It did not take long for the healthcare sector to embrace autonomous systems and next-gen technology. Modern-day hospitals are quickly adopting the new infrastructure that is backed by interconnected systems and IoT medical devices. These ‘smart hospitals’ incorporate a combination of legacy and next-gen systems, aimed to boost the efficiency of hospital functions, manage patient data more easily and save more lives in the process.
However, although this may seem like a step towards a brighter future, it poses a bigger threat than before as well. This is because when hospitals transition into cyberspace, they are bound to encounter the dangers looming in cyberspace as well. This migration to a smart infrastructure has provided a larger attack surface for cybercriminals and nation-state threat actors than ever before.
Cybercrime: No-one is Safe
We have long established that even hospital and health-care services are no longer secure from data breaches and cyberattacks. In fact, according to the Cost of Data Breach Report 2020 posted by the Ponemon Institute and IBM security, healthcare suffers from the highest average breach costs out of 17 surveyed industries for the 10th consecutive year.
The report states that the average breach cost for 2020 was $7.13 million, indicating a 10.5% increase since 2019. Moreover, it takes an average time of 329 days to identify, trace and contain a data breach in the healthcare sector.
‘Cyber-resilience’, the ability to maintain the availability and functionality of services in the face of cybercrime, is becoming the need of the hour for smart hospitals. The first step of which is to identify and secure the most ‘critical’ areas of a hospital’s functionality. If these critical areas are compromised, they can cause a disastrous impact on the overall infrastructure of patient care.
An example of a critical component of smart hospital systems is the networking system since it manages the exchange of crucial data between hospital data systems and medical devices. Important data is constantly flowing in this interconnected system for analysis and communication. The security for such systems needs to be reinforced to prevent a potentially disastrous outcome.
How are Hospitals Being Attacked?
Smart hospitals integrate multiple IoT systems and autonomous medical devices that are interconnected. These devices offer many points of targeted entry for malicious threat-actors and thus need to be properly managed.
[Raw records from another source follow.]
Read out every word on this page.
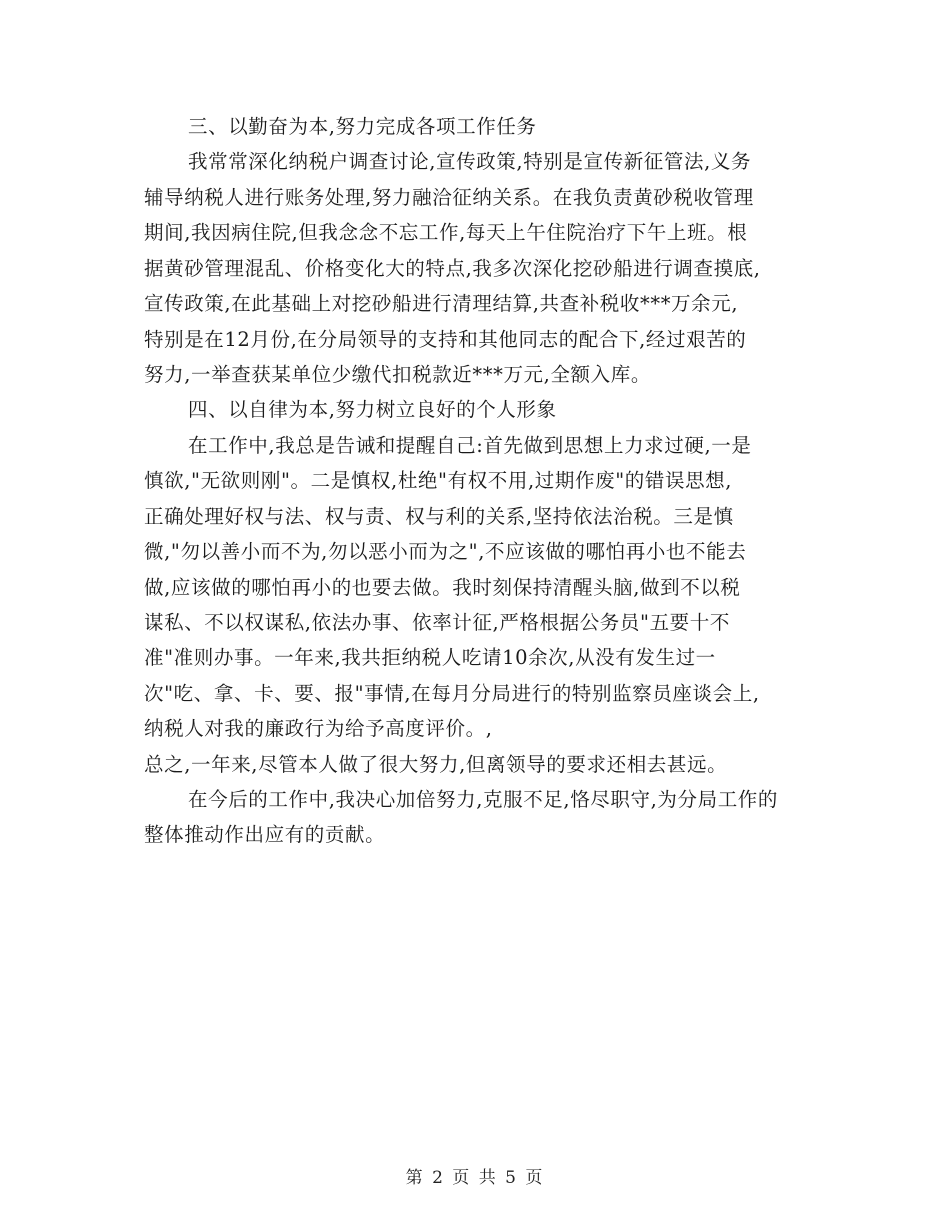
三、以勤奋为本,努力完成各项工作任务
我常常深化纳税户调查讨论,宣传政策,特别是宣传新征管法,义务
辅导纳税人进行账务处理,努力融洽征纳关系。在我负责黄砂税收管理
期间,我因病住院,但我念念不忘工作,每天上午住院治疗下午上班。根
据黄砂管理混乱、价格变化大的特点,我多次深化挖砂船进行调查摸底,
宣传政策,在此基础上对挖砂船进行清理结算,共查补税收***万余元,
特别是在12月份,在分局领导的支持和其他同志的配合下,经过艰苦的
努力,一举查获某单位少缴代扣税款近***万元,全额入库。
四、以自律为本,努力树立良好的个人形象
在工作中,我总是告诫和提醒自己:首先做到思想上力求过硬,一是
慎欲,"无欲则刚"。二是慎权,杜绝"有权不用,过期作废"的错误思想,
正确处理好权与法、权与责、权与利的关系,坚持依法治税。三是慎
微,"勿以善小而不为,勿以恶小而为之",不应该做的哪怕再小也不能去
做,应该做的哪怕再小的也要去做。我时刻保持清醒头脑,做到不以税
谋私、不以权谋私,依法办事、依率计征,严格根据公务员"五要十不
准"准则办事。一年来,我共拒纳税人吃请10余次,从没有发生过一
次"吃、拿、卡、要、报"事情,在每月分局进行的特别监察员座谈会上,
纳税人对我的廉政行为给予高度评价。,
总之,一年来,尽管本人做了很大努力,但离领导的要求还相去甚远。
在今后的工作中,我决心加倍努力,克服不足,恪尽职守,为分局工作的
整体推动作出应有的贡献。
第 2 页 共 5 页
Malware is probably the biggest source of attacks for hospitals as they can orchestrate complete data breaches or even cease the operation of critical systems and equipment. Once the malware has gained access, it can quickly infect all interconnected mobile phones, computers, servers, and IoT devices.
Phishing and attacks are socially engineered to bait people into providing access to the internal systems. Denial of service attacks (DoS) is another huge potential threat that bombards hospital services and renders them unavailable.
Why Do Cybercriminals Target Healthcare Services?
Medical patient data is increasingly in demand in black markets by malicious criminals who aim to threaten, scam, or blackmail people. Ransomware or DoS attacks essentially cease critical hospital services until a ransom is paid, a delay which could result in patient deaths and millions of dollars in losses.